The total cost for the operation will be in the area of six thousand dollars. He said he’d be able to give me a much more firm number when we started the planning. Consultations with him are free, and I can go see him as often as I want if I have any other questions about the procedure. He also plans all of his operations so that they do not conflict with any vacations he has so that he is always available during the recovery period (he predicts it will take me two to three weeks to fully recover at most, due to the fact that I’m in pretty good shape). He emphasized that nobody would work on me other than him, up to and including changing my dressings after the operation. All told, he made me feel VERY comfortable and I’m fairly certain I will go with him.
I now have a new sense of motivation to get off the next 28 pounds!

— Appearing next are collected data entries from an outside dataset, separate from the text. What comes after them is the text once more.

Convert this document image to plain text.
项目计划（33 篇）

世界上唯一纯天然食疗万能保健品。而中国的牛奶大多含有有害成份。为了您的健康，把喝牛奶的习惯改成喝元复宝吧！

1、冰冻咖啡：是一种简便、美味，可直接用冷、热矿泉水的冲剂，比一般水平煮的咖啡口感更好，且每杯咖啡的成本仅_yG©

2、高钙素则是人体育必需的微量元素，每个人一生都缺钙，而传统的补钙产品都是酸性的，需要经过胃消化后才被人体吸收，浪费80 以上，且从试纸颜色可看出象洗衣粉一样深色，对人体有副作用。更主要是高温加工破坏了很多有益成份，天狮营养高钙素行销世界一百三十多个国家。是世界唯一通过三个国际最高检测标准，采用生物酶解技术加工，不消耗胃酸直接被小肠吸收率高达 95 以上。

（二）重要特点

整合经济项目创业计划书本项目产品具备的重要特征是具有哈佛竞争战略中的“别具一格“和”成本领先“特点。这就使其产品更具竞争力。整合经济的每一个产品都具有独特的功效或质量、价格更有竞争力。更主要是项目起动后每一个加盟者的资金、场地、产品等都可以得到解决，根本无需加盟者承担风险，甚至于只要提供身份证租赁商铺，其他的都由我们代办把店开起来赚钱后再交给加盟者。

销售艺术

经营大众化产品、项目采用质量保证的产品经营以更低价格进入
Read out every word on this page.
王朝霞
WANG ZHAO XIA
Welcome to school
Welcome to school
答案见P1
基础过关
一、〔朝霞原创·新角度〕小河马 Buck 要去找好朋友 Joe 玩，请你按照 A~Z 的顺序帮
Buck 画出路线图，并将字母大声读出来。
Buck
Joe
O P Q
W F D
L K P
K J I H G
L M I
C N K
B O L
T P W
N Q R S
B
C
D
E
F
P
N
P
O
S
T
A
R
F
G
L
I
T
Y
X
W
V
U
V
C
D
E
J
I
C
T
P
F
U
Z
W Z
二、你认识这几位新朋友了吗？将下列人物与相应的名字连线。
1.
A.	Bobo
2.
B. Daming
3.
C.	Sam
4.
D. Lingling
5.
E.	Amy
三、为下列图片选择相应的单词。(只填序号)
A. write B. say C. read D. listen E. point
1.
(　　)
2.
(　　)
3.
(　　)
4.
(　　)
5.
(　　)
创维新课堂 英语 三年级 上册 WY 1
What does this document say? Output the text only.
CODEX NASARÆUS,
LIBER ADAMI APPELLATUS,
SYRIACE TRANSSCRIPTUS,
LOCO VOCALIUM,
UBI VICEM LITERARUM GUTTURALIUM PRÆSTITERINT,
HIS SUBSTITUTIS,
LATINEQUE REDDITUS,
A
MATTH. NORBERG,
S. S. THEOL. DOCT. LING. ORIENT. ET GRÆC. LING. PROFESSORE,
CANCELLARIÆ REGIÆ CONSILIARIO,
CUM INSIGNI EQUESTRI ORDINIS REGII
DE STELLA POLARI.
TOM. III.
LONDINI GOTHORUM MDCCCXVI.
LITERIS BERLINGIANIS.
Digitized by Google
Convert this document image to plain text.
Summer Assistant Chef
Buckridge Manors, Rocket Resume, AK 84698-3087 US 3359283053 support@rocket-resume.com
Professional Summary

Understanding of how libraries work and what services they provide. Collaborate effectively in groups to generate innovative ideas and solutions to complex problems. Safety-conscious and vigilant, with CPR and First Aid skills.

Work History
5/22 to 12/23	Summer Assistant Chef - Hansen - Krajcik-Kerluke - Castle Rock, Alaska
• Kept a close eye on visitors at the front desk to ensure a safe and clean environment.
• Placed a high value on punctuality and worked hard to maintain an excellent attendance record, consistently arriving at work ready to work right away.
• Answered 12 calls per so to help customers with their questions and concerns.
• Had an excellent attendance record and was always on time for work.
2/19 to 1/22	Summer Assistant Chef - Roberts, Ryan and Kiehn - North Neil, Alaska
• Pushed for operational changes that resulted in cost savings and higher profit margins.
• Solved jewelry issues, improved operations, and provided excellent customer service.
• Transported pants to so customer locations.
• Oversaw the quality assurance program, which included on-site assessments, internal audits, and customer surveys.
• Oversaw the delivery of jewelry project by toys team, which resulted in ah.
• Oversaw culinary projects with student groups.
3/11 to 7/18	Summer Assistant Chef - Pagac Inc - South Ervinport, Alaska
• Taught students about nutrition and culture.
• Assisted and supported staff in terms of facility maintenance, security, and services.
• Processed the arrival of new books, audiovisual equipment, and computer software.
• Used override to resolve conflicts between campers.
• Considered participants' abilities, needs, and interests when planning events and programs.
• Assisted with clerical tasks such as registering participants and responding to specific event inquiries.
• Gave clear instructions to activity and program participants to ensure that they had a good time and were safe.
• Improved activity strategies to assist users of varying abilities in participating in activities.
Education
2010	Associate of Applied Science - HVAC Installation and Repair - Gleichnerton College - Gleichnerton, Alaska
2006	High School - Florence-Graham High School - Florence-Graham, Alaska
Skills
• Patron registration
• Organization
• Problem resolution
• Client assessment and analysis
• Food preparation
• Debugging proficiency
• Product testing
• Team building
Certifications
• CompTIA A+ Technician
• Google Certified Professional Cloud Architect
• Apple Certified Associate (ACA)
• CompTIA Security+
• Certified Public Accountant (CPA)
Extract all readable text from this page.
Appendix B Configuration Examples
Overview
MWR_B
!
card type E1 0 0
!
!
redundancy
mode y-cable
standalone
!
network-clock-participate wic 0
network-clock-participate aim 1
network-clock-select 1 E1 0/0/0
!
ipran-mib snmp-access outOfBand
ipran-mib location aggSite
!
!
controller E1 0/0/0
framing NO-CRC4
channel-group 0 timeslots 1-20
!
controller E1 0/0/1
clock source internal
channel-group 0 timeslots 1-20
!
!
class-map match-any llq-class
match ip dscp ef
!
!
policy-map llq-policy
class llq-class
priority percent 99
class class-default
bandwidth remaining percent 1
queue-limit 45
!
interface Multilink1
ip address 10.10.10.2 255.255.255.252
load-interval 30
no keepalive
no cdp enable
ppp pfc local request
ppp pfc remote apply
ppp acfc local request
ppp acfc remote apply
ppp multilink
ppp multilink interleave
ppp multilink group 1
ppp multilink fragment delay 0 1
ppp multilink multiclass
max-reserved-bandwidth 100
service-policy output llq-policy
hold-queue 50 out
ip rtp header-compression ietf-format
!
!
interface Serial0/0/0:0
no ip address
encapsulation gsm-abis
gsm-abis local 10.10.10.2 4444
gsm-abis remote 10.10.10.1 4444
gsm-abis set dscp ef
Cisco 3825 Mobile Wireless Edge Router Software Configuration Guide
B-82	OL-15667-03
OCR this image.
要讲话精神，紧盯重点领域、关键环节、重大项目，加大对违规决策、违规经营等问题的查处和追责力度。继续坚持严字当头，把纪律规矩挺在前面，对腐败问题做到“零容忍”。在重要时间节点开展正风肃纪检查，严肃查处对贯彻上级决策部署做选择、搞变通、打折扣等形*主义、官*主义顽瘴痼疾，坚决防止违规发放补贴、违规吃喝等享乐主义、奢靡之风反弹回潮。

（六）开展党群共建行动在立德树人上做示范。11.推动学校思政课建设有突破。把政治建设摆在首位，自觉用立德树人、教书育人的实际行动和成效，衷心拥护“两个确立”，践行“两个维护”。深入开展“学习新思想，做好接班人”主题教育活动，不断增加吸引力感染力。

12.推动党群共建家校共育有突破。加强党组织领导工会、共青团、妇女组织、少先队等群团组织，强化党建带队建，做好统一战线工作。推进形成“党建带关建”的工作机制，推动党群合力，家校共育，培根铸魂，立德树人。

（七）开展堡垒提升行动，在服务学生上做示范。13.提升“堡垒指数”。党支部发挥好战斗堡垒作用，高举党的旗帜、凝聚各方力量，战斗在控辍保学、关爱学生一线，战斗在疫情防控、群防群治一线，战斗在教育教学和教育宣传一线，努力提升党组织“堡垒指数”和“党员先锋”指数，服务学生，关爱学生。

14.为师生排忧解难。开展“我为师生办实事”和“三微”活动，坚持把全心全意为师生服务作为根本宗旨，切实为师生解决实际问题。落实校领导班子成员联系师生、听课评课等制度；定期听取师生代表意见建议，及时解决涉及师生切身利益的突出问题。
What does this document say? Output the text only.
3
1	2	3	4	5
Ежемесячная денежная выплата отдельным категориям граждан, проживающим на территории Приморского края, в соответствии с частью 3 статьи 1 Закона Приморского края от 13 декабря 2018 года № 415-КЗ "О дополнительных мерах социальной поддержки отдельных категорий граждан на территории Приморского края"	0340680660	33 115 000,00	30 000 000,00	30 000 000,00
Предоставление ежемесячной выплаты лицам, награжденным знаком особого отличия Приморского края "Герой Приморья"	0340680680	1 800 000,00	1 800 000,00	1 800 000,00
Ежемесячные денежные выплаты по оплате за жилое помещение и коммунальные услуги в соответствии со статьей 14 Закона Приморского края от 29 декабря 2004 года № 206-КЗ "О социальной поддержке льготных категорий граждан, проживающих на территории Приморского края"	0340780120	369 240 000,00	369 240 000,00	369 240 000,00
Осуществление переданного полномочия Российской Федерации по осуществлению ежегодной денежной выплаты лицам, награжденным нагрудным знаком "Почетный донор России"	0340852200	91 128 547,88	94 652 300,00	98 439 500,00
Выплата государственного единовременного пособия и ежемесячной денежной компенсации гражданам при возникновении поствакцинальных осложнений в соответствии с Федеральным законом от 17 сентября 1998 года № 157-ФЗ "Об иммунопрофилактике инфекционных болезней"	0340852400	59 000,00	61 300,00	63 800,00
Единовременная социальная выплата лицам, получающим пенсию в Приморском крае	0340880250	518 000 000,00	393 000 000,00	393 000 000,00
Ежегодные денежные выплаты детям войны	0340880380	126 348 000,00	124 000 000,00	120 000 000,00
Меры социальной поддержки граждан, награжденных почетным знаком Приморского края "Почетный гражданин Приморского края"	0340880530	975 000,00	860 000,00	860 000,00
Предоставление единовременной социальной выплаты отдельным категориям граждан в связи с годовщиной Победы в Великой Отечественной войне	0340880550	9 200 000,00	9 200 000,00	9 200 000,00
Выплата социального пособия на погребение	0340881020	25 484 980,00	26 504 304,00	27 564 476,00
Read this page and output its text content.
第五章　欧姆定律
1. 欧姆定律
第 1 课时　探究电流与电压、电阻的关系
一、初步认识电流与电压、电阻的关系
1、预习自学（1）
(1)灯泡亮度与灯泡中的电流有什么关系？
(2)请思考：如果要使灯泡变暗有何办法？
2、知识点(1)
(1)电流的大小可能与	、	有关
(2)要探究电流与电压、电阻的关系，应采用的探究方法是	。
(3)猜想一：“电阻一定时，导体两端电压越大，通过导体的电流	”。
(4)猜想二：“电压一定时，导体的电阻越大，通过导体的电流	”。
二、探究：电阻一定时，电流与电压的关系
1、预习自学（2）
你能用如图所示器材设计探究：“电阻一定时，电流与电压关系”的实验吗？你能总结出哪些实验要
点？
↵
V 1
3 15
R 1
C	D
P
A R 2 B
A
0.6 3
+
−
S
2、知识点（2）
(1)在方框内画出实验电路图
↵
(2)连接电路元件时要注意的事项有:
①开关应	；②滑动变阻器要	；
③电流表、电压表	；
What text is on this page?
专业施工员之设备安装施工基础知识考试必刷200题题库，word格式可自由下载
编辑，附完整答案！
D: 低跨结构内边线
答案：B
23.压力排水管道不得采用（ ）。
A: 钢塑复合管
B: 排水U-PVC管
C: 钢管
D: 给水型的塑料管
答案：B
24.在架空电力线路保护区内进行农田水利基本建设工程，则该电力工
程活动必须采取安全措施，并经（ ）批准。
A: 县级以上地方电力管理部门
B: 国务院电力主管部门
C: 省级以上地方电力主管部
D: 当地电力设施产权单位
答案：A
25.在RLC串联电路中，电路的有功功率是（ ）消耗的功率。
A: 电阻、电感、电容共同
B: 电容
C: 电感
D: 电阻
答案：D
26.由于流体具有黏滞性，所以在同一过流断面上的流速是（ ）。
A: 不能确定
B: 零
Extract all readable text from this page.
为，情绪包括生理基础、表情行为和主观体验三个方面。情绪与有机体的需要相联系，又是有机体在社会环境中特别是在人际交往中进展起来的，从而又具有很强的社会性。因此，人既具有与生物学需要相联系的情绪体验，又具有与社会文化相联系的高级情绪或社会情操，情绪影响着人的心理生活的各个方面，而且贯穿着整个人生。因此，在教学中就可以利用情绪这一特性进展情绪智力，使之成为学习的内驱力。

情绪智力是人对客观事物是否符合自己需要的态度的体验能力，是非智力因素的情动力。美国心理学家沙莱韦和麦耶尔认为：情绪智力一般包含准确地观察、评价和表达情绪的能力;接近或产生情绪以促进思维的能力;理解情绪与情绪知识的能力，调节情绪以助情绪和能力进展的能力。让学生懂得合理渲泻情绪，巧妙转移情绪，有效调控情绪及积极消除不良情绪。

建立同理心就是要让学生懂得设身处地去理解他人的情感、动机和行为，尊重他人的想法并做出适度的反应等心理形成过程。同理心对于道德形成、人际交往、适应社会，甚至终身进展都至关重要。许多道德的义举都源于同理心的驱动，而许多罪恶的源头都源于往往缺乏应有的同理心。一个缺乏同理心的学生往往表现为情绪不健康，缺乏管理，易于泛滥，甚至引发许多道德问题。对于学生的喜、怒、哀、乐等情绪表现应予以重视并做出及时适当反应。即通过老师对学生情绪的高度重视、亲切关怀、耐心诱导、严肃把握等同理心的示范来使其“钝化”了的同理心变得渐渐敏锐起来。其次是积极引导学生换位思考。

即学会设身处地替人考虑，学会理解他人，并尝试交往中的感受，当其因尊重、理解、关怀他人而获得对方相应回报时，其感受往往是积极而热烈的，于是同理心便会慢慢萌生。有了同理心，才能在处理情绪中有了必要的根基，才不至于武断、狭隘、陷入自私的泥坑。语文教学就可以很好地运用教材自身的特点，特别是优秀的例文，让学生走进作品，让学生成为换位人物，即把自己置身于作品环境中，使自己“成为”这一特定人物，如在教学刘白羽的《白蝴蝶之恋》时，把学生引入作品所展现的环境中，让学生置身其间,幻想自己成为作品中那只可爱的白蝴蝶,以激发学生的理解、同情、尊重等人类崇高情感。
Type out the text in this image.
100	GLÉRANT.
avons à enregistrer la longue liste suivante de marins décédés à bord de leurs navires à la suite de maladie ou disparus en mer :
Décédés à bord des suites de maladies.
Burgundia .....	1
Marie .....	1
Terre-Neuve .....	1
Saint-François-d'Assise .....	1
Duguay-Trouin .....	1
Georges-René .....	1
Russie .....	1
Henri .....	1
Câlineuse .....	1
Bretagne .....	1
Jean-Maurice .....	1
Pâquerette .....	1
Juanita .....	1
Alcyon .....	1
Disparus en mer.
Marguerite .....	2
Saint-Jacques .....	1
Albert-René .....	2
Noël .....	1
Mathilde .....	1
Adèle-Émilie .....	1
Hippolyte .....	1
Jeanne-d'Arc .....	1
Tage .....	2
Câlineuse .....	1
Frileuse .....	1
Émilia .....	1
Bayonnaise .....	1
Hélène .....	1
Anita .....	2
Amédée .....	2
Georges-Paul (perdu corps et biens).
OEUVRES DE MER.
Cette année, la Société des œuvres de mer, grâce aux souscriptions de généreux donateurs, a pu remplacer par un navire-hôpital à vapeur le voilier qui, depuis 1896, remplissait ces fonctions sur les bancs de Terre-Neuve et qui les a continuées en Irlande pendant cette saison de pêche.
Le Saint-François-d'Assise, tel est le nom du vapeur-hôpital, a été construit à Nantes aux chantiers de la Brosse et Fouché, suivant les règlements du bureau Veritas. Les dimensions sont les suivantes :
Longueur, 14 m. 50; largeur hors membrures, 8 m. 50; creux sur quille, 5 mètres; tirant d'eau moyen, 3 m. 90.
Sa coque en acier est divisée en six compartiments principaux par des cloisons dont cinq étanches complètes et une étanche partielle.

The Day the Internet goes crazy
God I love April Fool’s day. It never really registered much on my radar before the internet came around, but these days I love going to all of my favorite sites and finding what kind of tweaks they’ve made to their code for the day. It amuses the hell out of me.
So what have I seen so far today?
YouTube “Rick Rolled” everyone (go to the home page and click on any featured video link).
World of Warcraft announced Bards as a playable class in Wrath of the Lich King, up to and including a Guitar Hero/Rock Band style interface to cast spells. They also announced a console port called World of Warcraft : Molten Core…for the Atari 2600.
ThinkGeek has their usual array of fun items, including a Betamax to HD-DVD converter.
WoWHead changed their skin to look like ThottBott.
Questionable Content has a Dinosaur Comics strip, Dinosaur Comics has an XDCD strip, and XKCD has the Questionable Content strip.
WoWinsider became Hello Kitty Online Insider.
What kind of gems have you guys found?